L’expérience a bien profité à Chris Drury à New York. Gorton l’a embauché comme adjoint au directeur général chez les Rangers en 2016 et le voilà président et directeur général de cette organisation depuis le départ de Gorton.

Un Quintal, une Castonguay ou un Brière seraient fous de ne pas saisir cette occasion unique de grimper dans les rangs d’une organisation de la Ligue nationale de hockey. Darche, lui, se retrouverait peut-être dans un rôle semblable à celui qu’il occupe à l’heure actuelle à Tampa.

En raison de sa prestance, de ses sept saisons à titre d’ancien défenseur du Canadien, au cours desquelles il a été un digne représentant, autant sur la glace qu’à l’extérieur, en raison de ses responsabilités sans cesse accrues au sein de la LNH, Quintal est sans doute le candidat le mieux qualifié à l’heure actuelle.

PHOTO YAN DOUBLET, ARCHIVES LE SOLEIL

Stéphane Quintal

On sous-estime son importance au sein de la Ligue nationale de hockey. Bettman lui confie la gérance de mille comités.

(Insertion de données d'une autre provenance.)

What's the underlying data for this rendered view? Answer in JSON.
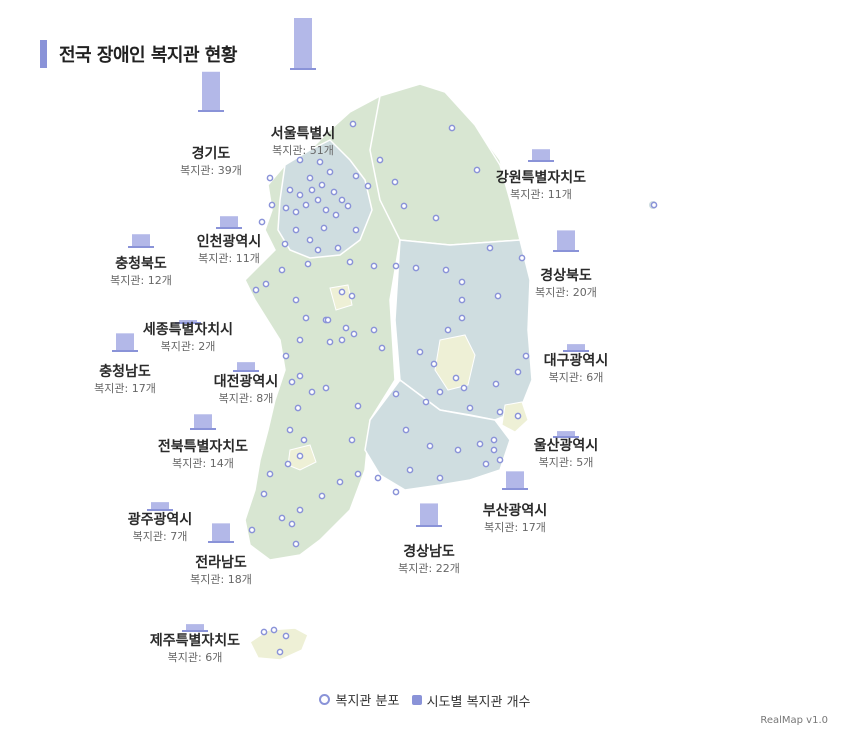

Quintal, en lien étroit au quotidien avec Bettman et son bras droit Daly, est souvent l’homme chargé de rencontrer les membres de la direction, les joueurs et les espoirs des 32 clubs de la LNH dans un rôle d’éducation et de prévention sous plusieurs formes.

Dans son rôle de préfet de discipline, puis à titre de mentor de George Parros lors de son départ il y a quelques années, Quintal regardait des matchs chaque soir et connaît la Ligue par cœur.

Mais la compétition pour le poste de successeur à Marc Bergevin n’en est pas moins féroce.

Gallagher consulté avant un échange ?

PHOTO OLIVIER JEAN, LA PRESSE

Brendan Gallagher

Brendan Gallagher sera consulté si jamais on se résout à l’échanger, affirme le distingué collègue de Sportsnet, Elliott Friedman. Le rugueux ailier du Canadien possède une clause partielle de non-échange selon le site capfriendly, c’est-à-dire qu'il doit soumettre une liste de six clubs auxquels il refuse d’être échangé. La valeur de Gallagher ne fait pas l’unanimité. Parmi les sceptiques, et ils n’ont pas tout à fait tort, on relève son âge, bientôt 30 ans, ses nombreuses blessures, un contrat de six ans lui rapportant une moyenne de 6,5 millions par saison, une baisse de productivité et seulement quatre buts et 13 points à ses 37 derniers matchs de séries éliminatoires.